Land fördert städtebauliche Erneuerung in Eppingen und Renaturierung der Fließgewässer Elsenz und Hilsbach

Foto: Regierungspräsident Wolfgang Reimer (Mitte) übergibt die beiden Förderbescheide an Oberbürgermeister Klaus Holaschke (links) und Bürgermeister Peter Thalmann (rechts)Am 13. Juni übergab Regierungspräsident Wolfgang Reimer zwei Förderbescheide an Oberbürgermeister Holaschke und Bürgermeister Peter Thalmann. Der Bescheid nach der Förderrichtlinie Wasserwirtschaft umfasst eine Zuwendung in Höhe von rund drei Millionen Euro und dient der Renaturierung der Fließgewässer Elsenz und Hilsbach. Der Bescheid für Städtebauförderung kommt umfangreichen städtebaulichen Maßnahmen zu Gute.

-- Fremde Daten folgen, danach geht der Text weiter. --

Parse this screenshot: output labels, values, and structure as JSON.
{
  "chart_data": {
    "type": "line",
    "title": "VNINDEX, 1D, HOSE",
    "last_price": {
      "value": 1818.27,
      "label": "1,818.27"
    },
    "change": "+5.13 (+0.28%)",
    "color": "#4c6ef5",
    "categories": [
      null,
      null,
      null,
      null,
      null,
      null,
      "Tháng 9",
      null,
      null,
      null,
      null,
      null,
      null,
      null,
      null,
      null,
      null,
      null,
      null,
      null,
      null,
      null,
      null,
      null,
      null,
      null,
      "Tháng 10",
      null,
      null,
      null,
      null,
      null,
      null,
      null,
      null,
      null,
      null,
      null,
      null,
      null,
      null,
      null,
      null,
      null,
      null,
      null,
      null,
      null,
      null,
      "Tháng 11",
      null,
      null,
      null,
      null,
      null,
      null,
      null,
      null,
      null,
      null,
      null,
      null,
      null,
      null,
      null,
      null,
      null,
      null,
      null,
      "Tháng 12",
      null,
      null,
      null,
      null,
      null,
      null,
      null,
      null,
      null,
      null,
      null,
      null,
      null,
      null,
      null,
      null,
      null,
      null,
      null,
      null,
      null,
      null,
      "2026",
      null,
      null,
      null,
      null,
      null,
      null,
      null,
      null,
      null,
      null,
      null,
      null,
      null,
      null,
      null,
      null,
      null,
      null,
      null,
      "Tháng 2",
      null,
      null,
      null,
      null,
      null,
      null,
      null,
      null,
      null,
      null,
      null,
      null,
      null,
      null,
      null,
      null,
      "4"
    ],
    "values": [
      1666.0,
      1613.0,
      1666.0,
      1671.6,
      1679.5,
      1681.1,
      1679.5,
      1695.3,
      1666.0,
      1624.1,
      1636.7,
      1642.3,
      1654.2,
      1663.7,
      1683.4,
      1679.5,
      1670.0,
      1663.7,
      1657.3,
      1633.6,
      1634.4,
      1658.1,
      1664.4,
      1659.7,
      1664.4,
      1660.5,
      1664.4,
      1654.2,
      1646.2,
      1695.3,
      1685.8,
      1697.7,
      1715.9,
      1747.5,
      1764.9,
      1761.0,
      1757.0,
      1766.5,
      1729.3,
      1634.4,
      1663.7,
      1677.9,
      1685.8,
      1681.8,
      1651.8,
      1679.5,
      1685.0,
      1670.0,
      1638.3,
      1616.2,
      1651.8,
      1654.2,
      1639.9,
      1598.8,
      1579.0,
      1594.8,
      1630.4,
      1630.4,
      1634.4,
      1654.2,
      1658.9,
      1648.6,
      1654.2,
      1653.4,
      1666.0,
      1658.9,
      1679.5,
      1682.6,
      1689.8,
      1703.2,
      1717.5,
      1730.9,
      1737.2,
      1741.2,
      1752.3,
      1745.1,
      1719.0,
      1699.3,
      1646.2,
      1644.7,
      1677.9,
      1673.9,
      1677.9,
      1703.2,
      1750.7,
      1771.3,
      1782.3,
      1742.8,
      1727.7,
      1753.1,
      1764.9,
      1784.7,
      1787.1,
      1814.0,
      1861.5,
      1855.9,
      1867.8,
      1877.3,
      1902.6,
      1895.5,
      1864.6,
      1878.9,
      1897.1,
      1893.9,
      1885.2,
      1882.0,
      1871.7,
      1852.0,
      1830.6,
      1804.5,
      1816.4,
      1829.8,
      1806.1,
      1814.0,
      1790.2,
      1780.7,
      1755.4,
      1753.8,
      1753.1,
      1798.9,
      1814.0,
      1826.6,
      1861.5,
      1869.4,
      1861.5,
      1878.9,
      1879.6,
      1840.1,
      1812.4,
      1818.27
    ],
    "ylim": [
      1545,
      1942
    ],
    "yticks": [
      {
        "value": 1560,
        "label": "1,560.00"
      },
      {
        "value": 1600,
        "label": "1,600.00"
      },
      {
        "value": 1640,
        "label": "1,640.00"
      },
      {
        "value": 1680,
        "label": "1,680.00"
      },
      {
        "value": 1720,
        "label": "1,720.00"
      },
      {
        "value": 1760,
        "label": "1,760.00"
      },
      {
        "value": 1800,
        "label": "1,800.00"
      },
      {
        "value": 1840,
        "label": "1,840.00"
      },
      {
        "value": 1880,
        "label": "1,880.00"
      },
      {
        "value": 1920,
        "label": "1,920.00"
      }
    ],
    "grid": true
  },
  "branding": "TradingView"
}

Dabei fördert das Regierungspräsidium das Erneuerungsgebiet „Innenstadt I“ in Eppingen mit insgesamt 1,7 Millionen Euro. „Damit haben wir Planungssicherheit und ein zeitliches und  finanzielles Fundament für die Gartenschau 2021 in Eppingen“, freute sich Oberbürgermeister Holaschke. Denn erst nach Erhalt der Förderbescheide darf bei den geförderten Maßnahmen mit der Planung, Ausschreibung und letztlich dem Bau begonnen werden. „Die Renaturierung der Fließgewässer Elsenz und Hilsbach stellt die technisch und zeitlich schwierigste Maßnahme dar“, zeigte Bürgermeister Thalmann auf. Bei der Renaturierung der Elsenz und Hilsbach sollen Aussichtspunkte und Zugänge zu den Gewässern geschaffen werden, die den Besuchern der Gartenschau und der Eppinger Bevölkerung den Kontakt mit Wasser ermöglichen und damit das Bewusstsein für die Bedeutung naturnaher Gewässer verstärken sollen. Oberbürgermeister Holaschke ist sich sicher: Eppingen ist bereits sehr weit und gut unterwegs. Die Gartenschau wird auch beim Regierungspräsidium als Initialzündung für städtebauliche Maßnahmen gesehen, die sich um das Großprojekt in 2021 herum gruppieren. „Der Förderbescheid unterstreicht die gelebte Partnerschaft zwischen dem Land und der Stadt Eppingen“, äußert sich Oberbürgermeister Holaschke sehr dankbar. Für die Renaturierung des Rohrbachs hat die Stadt eine Förderung mit 850.000 Euro erhalten. Und im Dezember überbrachte Staatssekretärin Friedlinde Gurr-Hirsch pauschal zwei Millionen Euro für die Planung und Gestaltung der Gartenschau. „Wir suchen jeden Euro auch in den Töpfen für Verkehrsflächen, Parkierung, Straßenbau und für Radwege“, sagt der Oberbürgermeister und lobt Bürgermeister Peter Thalmann für dessen umfangreiche und erfolgreiche Vorarbeiten.